Your snorkel and regulator mouthpieces have tabs that are used to help hold them in place in your mouth by biting down on them. Over time and from repeated use you will eventually bite these tabs off or cut through them. Therefore, you should check your mouthpiece periodically for signs of wear and tear. Mouthpieces are easy to replace and your dive shop should stock them and be able to show you how to replace them if you have questions.
The snorkel keeper allows the snorkel to be attached to your mask and provides a means to adjust its level for easy breathing.
Snorkels should be stored in a cool, dry place, upside down like an inverted “j”. Storing it in a closet works well, but be sure to keep it out of your garage. Before storing your snorkel insure that it is dry, shake out all the water from the mouthpiece, tube and upper area.
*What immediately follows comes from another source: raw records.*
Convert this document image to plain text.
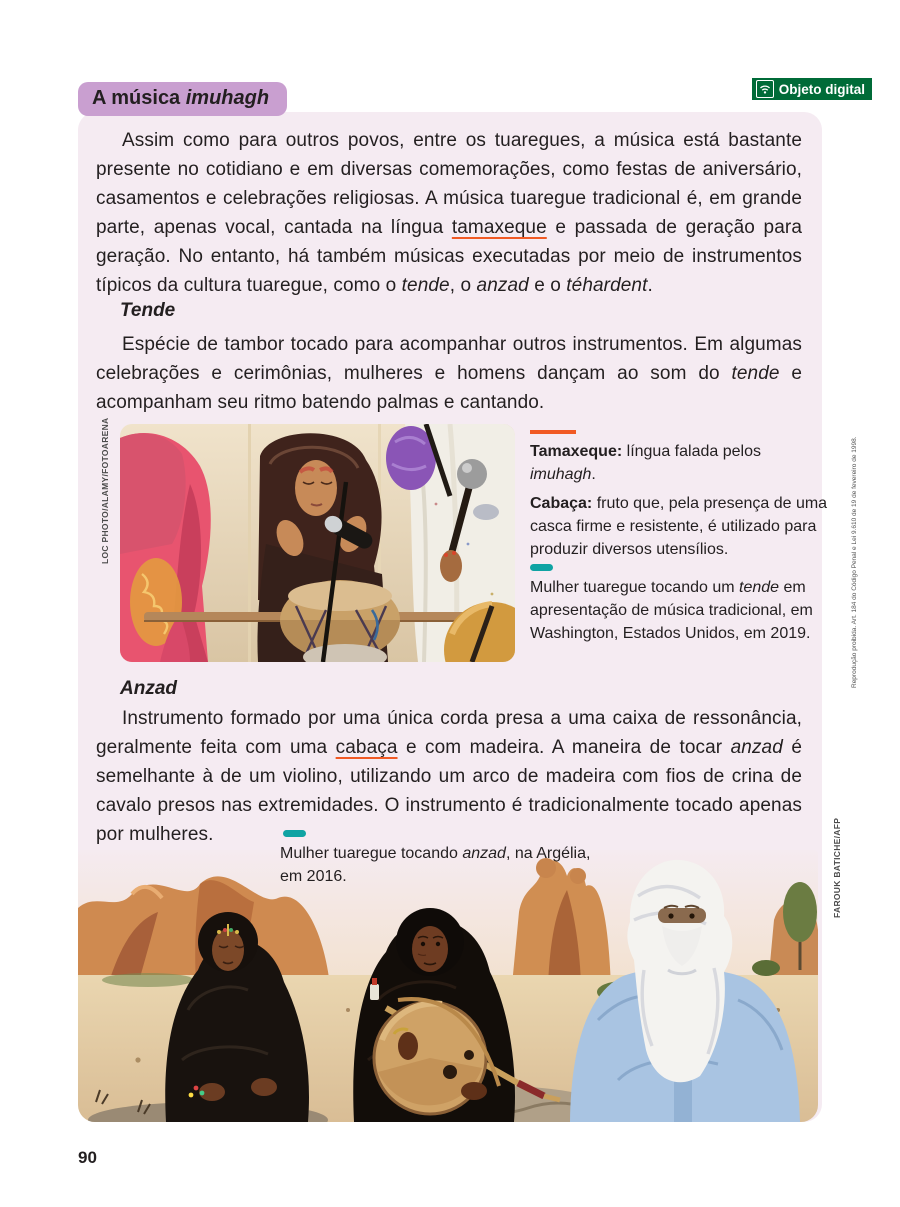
A música imuhagh	Objeto digital

Assim como para outros povos, entre os tuaregues, a música está bastante presente no cotidiano e em diversas comemorações, como festas de aniversário, casamentos e celebrações religiosas. A música tuaregue tradicional é, em grande parte, apenas vocal, cantada na língua tamaxeque e passada de geração para geração. No entanto, há também músicas executadas por meio de instrumentos típicos da cultura tuaregue, como o tende, o anzad e o téhardent.

Tende

Espécie de tambor tocado para acompanhar outros instrumentos. Em algumas celebrações e cerimônias, mulheres e homens dançam ao som do tende e acompanham seu ritmo batendo palmas e cantando.

LOC PHOTO/ALAMY/FOTOARENA	Tamaxeque: língua falada pelos imuhagh.

Cabaça: fruto que, pela presença de uma casca firme e resistente, é utilizado para produzir diversos utensílios.

Mulher tuaregue tocando um tende em apresentação de música tradicional, em Washington, Estados Unidos, em 2019.

Anzad

Instrumento formado por uma única corda presa a uma caixa de ressonância, geralmente feita com uma cabaça e com madeira. A maneira de tocar anzad é semelhante à de um violino, utilizando um arco de madeira com fios de crina de cavalo presos nas extremidades. O instrumento é tradicionalmente tocado apenas por mulheres.

Mulher tuaregue tocando anzad, na Argélia, em 2016.

Reprodução proibida. Art. 184 do Código Penal e Lei 9.610 de 19 de fevereiro de 1998.
FAROUK BATICHE/AFP
90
This will help prevent mold or mildew from growing.
Your snorkel should be rinsed with clear, cool or lukewarm water after use. Periodically washing with a mild soapy solution and thoroughly rinsing it will extend its life. Avoid using an abrasive cleaner and try to keep it out of the sun. If you do beach diving be sure you rinse all of the sand away from the crevasses around the mouthpiece and purge valve, if you have one.
Using a fresh-water rinse after each dive and storing them in a dry cool place, out of direct sunlight, will greatly extend their life.
Sadly fins receive the most use and abuse, remember they are meant for swimming, not walking. So don't walk on the pool deck, boat deck or beach in your fins, nor stand on their tips when you are in the water. Take the time to put your fins on just before entering the water, or in waist-deep water when you are beach diving. When exiting remove your fins just before you get out of the water.
Your fins should be stored in a cool dry place, with all of your gear. Be sure to dry off any water that may be present on the blades or in the foot pockets. This will help prevent mold or mildew from growing. When packing your fins lay them flat on a shelf or in a gear bag
Your fins should be rinsed with clear, cool or lukewarm water after use. Periodically washing with a mild soapy solution and thoroughly rinsing them will extend their life. Avoid using an abrasive cleaner and try to keep them out of the sun. If you do beach diving be sure you rinse all of the sand away from around the buckles.
If your fins foot pocket rips, there's not much you can do to fix it but straps and buckles are easily replaced and should be readily available at your local dive shop. If you are unsure as to how to replace them ask your dive shop and they will be glad to help you.
They key to maintaining you gear is always keep it in a cool, dry location. Out of the garage and avoid placing heavy objects on top of your gear during storage. By following these simple guidelines your gear will last for years and provide you with many enjoyable dives.